Anton Bernard Weselak (11 February 1918 - 17 January 1989) was a Canadian lawyer and politician. Weselak was a Liberal party member of the House of Commons of Canada. He was born in Beausejour, Manitoba and became a lawyer after studies at the Manitoba Law School.

Weselak began a legal practice in Beausejour after his Call to the Bar in 1948. He was first elected to Parliament at the Springfield riding in the 1953 general election. After serving only one term, the 22nd Canadian Parliament, he was defeated by Jake Schulz of the Co-operative Commonwealth Federation in the 1957 election. Weselak made a further attempt to win back the seat in the 1958 election but lost to Val Yacula who unseated Schulz. When Yacula died shortly after that victory, Weselak was again unsuccessful in a December 1958 by-election campaign.

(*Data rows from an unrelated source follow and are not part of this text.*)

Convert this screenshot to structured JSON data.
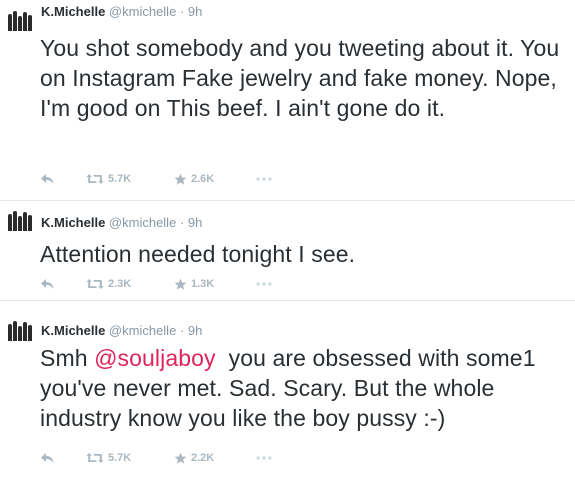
{
  "tweets": [
    {
      "name": "K.Michelle",
      "handle": "@kmichelle",
      "separator": "·",
      "time": "9h",
      "text_before": "You shot somebody and you tweeting about it. You on Instagram Fake jewelry and fake money. Nope, I'm good on This beef. I ain't gone do it.",
      "mention": "",
      "text_after": "",
      "retweets": "5.7K",
      "favorites": "2.6K"
    },
    {
      "name": "K.Michelle",
      "handle": "@kmichelle",
      "separator": "·",
      "time": "9h",
      "text_before": "Attention needed tonight I see.",
      "mention": "",
      "text_after": "",
      "retweets": "2.3K",
      "favorites": "1.3K"
    },
    {
      "name": "K.Michelle",
      "handle": "@kmichelle",
      "separator": "·",
      "time": "9h",
      "text_before": "Smh ",
      "mention": "@souljaboy",
      "text_after": "  you are obsessed with some1 you've never met. Sad. Scary. But the whole industry know you like the boy pussy :-)",
      "retweets": "5.7K",
      "favorites": "2.2K"
    }
  ],
  "icons": {
    "reply": "reply-icon",
    "retweet": "retweet-icon",
    "favorite": "star-icon",
    "more": "more-icon"
  },
  "colors": {
    "text": "#292f33",
    "muted": "#8899a6",
    "action": "#aab8c2",
    "mention": "#e0245e",
    "divider": "#e1e8ed"
  }
}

During the 1956 Suez Crisis, Weselak was part of Lester B. Pearson's delegation to the United Nations. Pearson was then External Affairs minister under the Louis St. Laurent government, and his efforts led to the formation of United Nations peacekeeping force which defused a full-scale Middle Eastern war.

In the years before his retirement in 1985, Weselak was a Toronto-based immigration appeal court judge. He died on 17 January 1989 and his funeral was in Trenton, Ontario.